Neeva’s main advantage is that it doesn’t monetize through ads and doesn’t allow third-party trackers to use personal data to display personalized ads – Neeva wants to make money with good old-fashioned paid subscriptions.
An ad-free search environment means users don’t have to scroll through a lot of sponsored results to get to the organic links they want. However, Neeva’s basic look and feel is largely the same as search engines had before Google came on the scene – row after row of links to individual sources with a few aesthetic deviations.
But with the help of NeevaAI, the startup wants to contribute to reimagining search.
These quotes are key to avoiding the “black box” controversy that engulfs many AI technologies. The idea here is that by showing people where it’s getting information from, it not only promotes transparency, but also gives those who posted content online the trust they deserve and increases their chances of subsequent referral traffic.
But some questions he just can’t answer. In these cases, familiar links and website-specific excerpts are used by default, which users can browse and find the answer for themselves.
In an interview with TechCrunch for this article, Ramaswami explained some of the reasons behind the development of NeevaAI, including how he decides when and where to generate responses from multiple sources.
“Roughly speaking, this works for questions that we can find on reputable websites that answer this question,” Ramaswamy explained.
So, unlike many of the fancy examples we’ve seen so far, where ChatGPT was tasked with writing lyrics in the style of, for example, Nick Cave, NeevaAI won’t help you here. Similarly, if you ask him a tricky question – intentionally or not – he will most likely not give an answer, returning to the usual list of links so that you can explore on your own.
“Our goal with NeevaAI was to be up and running in the first place, we don’t want to tell you the wrong things,” continued Ramaswamy. “Therefore, we chose a secure way to obtain (information).”
An example here would be if someone asked NeevaAI when Boris Johnson was King of the United Kingdom, rather than the more precise question of when he was Prime Minister. This is a question that has the potential to fool any search engine, because there will undoubtedly be pages on the Internet that contain all the words in the question, so NeevaAI has a great responsibility to ensure that he understands the question and provides an answer. an adequate answer. Or no answer at all, what will he do with questions he is not sure of the answer to.
Obviously NeevaAI’s answer is not perfect here. A more reasonable answer – which a human would no doubt have given – would be to tell the user that Boris Johnson was not really the king, but he was the prime minister. Or at least generate a more satisfying response that encourages the user to clarify the question.
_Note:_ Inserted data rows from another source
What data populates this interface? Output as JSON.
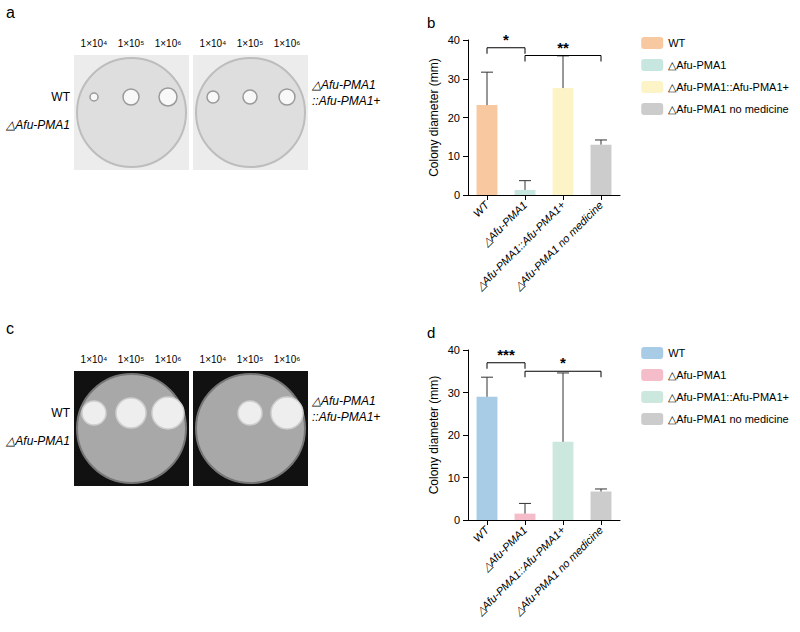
{
  "photo_panels": [
    {
      "letter": "a",
      "concentrations": [
        "1×10⁴",
        "1×10⁵",
        "1×10⁶"
      ],
      "left_plate_rows": [
        "WT",
        "△Afu-PMA1"
      ],
      "right_plate_label": "△Afu-PMA1::Afu-PMA1+"
    },
    {
      "letter": "c",
      "concentrations": [
        "1×10⁴",
        "1×10⁵",
        "1×10⁶"
      ],
      "left_plate_rows": [
        "WT",
        "△Afu-PMA1"
      ],
      "right_plate_label": "△Afu-PMA1::Afu-PMA1+"
    }
  ],
  "chart_data": [
    {
      "type": "bar",
      "letter": "b",
      "categories": [
        "WT",
        "△Afu-PMA1",
        "△Afu-PMA1::Afu-PMA1+",
        "△Afu-PMA1 no medicine"
      ],
      "values": [
        23.2,
        1.3,
        27.6,
        13.0
      ],
      "errors": [
        8.5,
        2.4,
        8.3,
        1.2
      ],
      "colors": [
        "#f8c9a0",
        "#c6e6df",
        "#fcf4c6",
        "#cccccc"
      ],
      "y_label": "Colony diameter (mm)",
      "ylim": [
        0,
        40
      ],
      "yticks": [
        0,
        10,
        20,
        30,
        40
      ],
      "grid": false,
      "legend": "right",
      "significance": [
        {
          "from": "WT",
          "to": "△Afu-PMA1",
          "y": 38,
          "label": "*"
        },
        {
          "from": "△Afu-PMA1",
          "to": "△Afu-PMA1 no medicine",
          "y": 36,
          "label": "**"
        }
      ]
    },
    {
      "type": "bar",
      "letter": "d",
      "categories": [
        "WT",
        "△Afu-PMA1",
        "△Afu-PMA1::Afu-PMA1+",
        "△Afu-PMA1 no medicine"
      ],
      "values": [
        29.0,
        1.5,
        18.4,
        6.7
      ],
      "errors": [
        4.6,
        2.4,
        16.2,
        0.6
      ],
      "colors": [
        "#a9cce6",
        "#f5bdc9",
        "#cce8de",
        "#cccccc"
      ],
      "y_label": "Colony diameter (mm)",
      "ylim": [
        0,
        40
      ],
      "yticks": [
        0,
        10,
        20,
        30,
        40
      ],
      "grid": false,
      "legend": "right",
      "significance": [
        {
          "from": "WT",
          "to": "△Afu-PMA1",
          "y": 37,
          "label": "***"
        },
        {
          "from": "△Afu-PMA1",
          "to": "△Afu-PMA1 no medicine",
          "y": 35,
          "label": "*"
        }
      ]
    }
  ]
}
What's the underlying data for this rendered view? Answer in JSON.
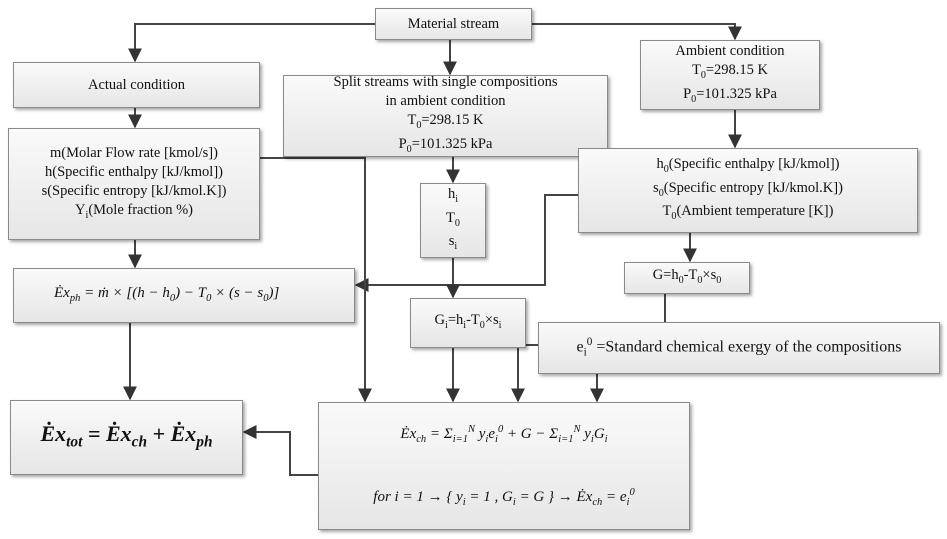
{
  "nodes": [
    {
      "lines": [
        [
          "Material stream"
        ]
      ]
    },
    {
      "lines": [
        [
          "Actual condition"
        ]
      ]
    },
    {
      "lines": [
        [
          "Split streams with single compositions"
        ],
        [
          "in ambient condition"
        ],
        [
          "T",
          {
            "sub": "0"
          },
          "=298.15 K"
        ],
        [
          "P",
          {
            "sub": "0"
          },
          "=101.325 kPa"
        ]
      ]
    },
    {
      "lines": [
        [
          "Ambient condition"
        ],
        [
          "T",
          {
            "sub": "0"
          },
          "=298.15 K"
        ],
        [
          "P",
          {
            "sub": "0"
          },
          "=101.325 kPa"
        ]
      ]
    },
    {
      "lines": [
        [
          "m(Molar Flow rate [kmol/s])"
        ],
        [
          "h(Specific enthalpy [kJ/kmol])"
        ],
        [
          "s(Specific entropy [kJ/kmol.K])"
        ],
        [
          "Y",
          {
            "sub": "i"
          },
          "(Mole fraction %)"
        ]
      ]
    },
    {
      "lines": [
        [
          "h",
          {
            "sub": "i"
          }
        ],
        [
          "T",
          {
            "sub": "0"
          }
        ],
        [
          "s",
          {
            "sub": "i"
          }
        ]
      ]
    },
    {
      "lines": [
        [
          "h",
          {
            "sub": "0"
          },
          "(Specific enthalpy [kJ/kmol])"
        ],
        [
          "s",
          {
            "sub": "0"
          },
          "(Specific  entropy [kJ/kmol.K])"
        ],
        [
          "T",
          {
            "sub": "0"
          },
          "(Ambient temperature [K])"
        ]
      ]
    },
    {
      "lines": [
        [
          "G=h",
          {
            "sub": "0"
          },
          "-T",
          {
            "sub": "0"
          },
          "×s",
          {
            "sub": "0"
          }
        ]
      ]
    },
    {
      "lines": [
        [
          "Ėx",
          {
            "sub": "ph"
          },
          " = ṁ × [(h − h",
          {
            "sub": "0"
          },
          ") − T",
          {
            "sub": "0"
          },
          " × (s − s",
          {
            "sub": "0"
          },
          ")]"
        ]
      ]
    },
    {
      "lines": [
        [
          "G",
          {
            "sub": "i"
          },
          "=h",
          {
            "sub": "i"
          },
          "-T",
          {
            "sub": "0"
          },
          "×s",
          {
            "sub": "i"
          }
        ]
      ]
    },
    {
      "lines": [
        [
          "e",
          {
            "sub": "i"
          },
          {
            "sup": "0"
          },
          " =Standard chemical exergy of the compositions"
        ]
      ]
    },
    {
      "lines": [
        [
          "Ėx",
          {
            "sub": "tot"
          },
          " = Ėx",
          {
            "sub": "ch"
          },
          " + Ėx",
          {
            "sub": "ph"
          }
        ]
      ]
    },
    {
      "lines": [
        [
          "Ėx",
          {
            "sub": "ch"
          },
          " = Σ",
          {
            "sub": "i=1"
          },
          {
            "sup": "N"
          },
          " y",
          {
            "sub": "i"
          },
          "e",
          {
            "sub": "i"
          },
          {
            "sup": "0"
          },
          " + G − Σ",
          {
            "sub": "i=1"
          },
          {
            "sup": "N"
          },
          " y",
          {
            "sub": "i"
          },
          "G",
          {
            "sub": "i"
          }
        ],
        [
          "for  i = 1 → { y",
          {
            "sub": "i"
          },
          " = 1 , G",
          {
            "sub": "i"
          },
          " = G }  → Ėx",
          {
            "sub": "ch"
          },
          " = e",
          {
            "sub": "i"
          },
          {
            "sup": "0"
          }
        ]
      ]
    }
  ]
}
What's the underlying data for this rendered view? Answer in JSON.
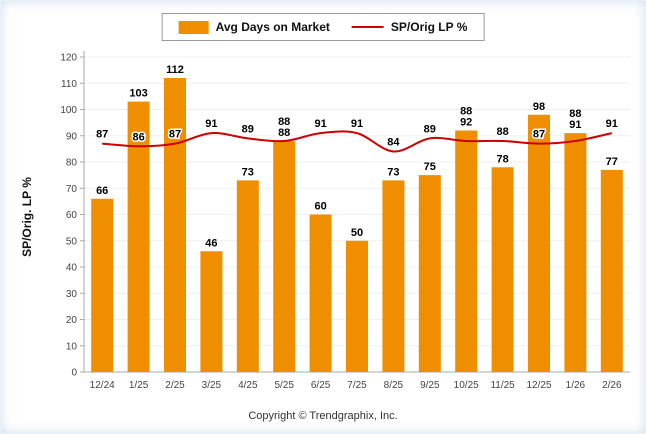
{
  "legend": {
    "bar_label": "Avg Days on Market",
    "line_label": "SP/Orig LP %"
  },
  "footer": "Copyright © Trendgraphix, Inc.",
  "chart_data": {
    "type": "bar+line",
    "title": "",
    "xlabel": "",
    "ylabel": "SP/Orig. LP %",
    "ylim": [
      0,
      120
    ],
    "ytick_step": 10,
    "grid": true,
    "legend_position": "top",
    "categories": [
      "12/24",
      "1/25",
      "2/25",
      "3/25",
      "4/25",
      "5/25",
      "6/25",
      "7/25",
      "8/25",
      "9/25",
      "10/25",
      "11/25",
      "12/25",
      "1/26",
      "2/26"
    ],
    "series": [
      {
        "name": "Avg Days on Market",
        "type": "bar",
        "color": "#EF8F00",
        "values": [
          66,
          103,
          112,
          46,
          73,
          88,
          60,
          50,
          73,
          75,
          92,
          78,
          98,
          91,
          77
        ]
      },
      {
        "name": "SP/Orig LP %",
        "type": "line",
        "color": "#CC0000",
        "values": [
          87,
          86,
          87,
          91,
          89,
          88,
          91,
          91,
          84,
          89,
          88,
          88,
          87,
          88,
          91
        ]
      }
    ]
  }
}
And that’s something that could come to NeevaAI in a future iteration, although it’s not yet clear what form this will eventually take.
“If you ask him some stupid question, he will simply not answer anything, because there is nothing on the network that indicates whether it is true or false,” Ramaswami said. “So when there is no answer, we refuse to answer. But we’ll fix that soon.”
Neeva does not plan to limit the scope of its AI efforts to simple search engine-based information discovery and is likely to expand into connected verticals in the future.
Today, NeevaAI is available in English for registered users on both free and premium plans in the UK and Canada, and in local languages in Germany, France, and Spain.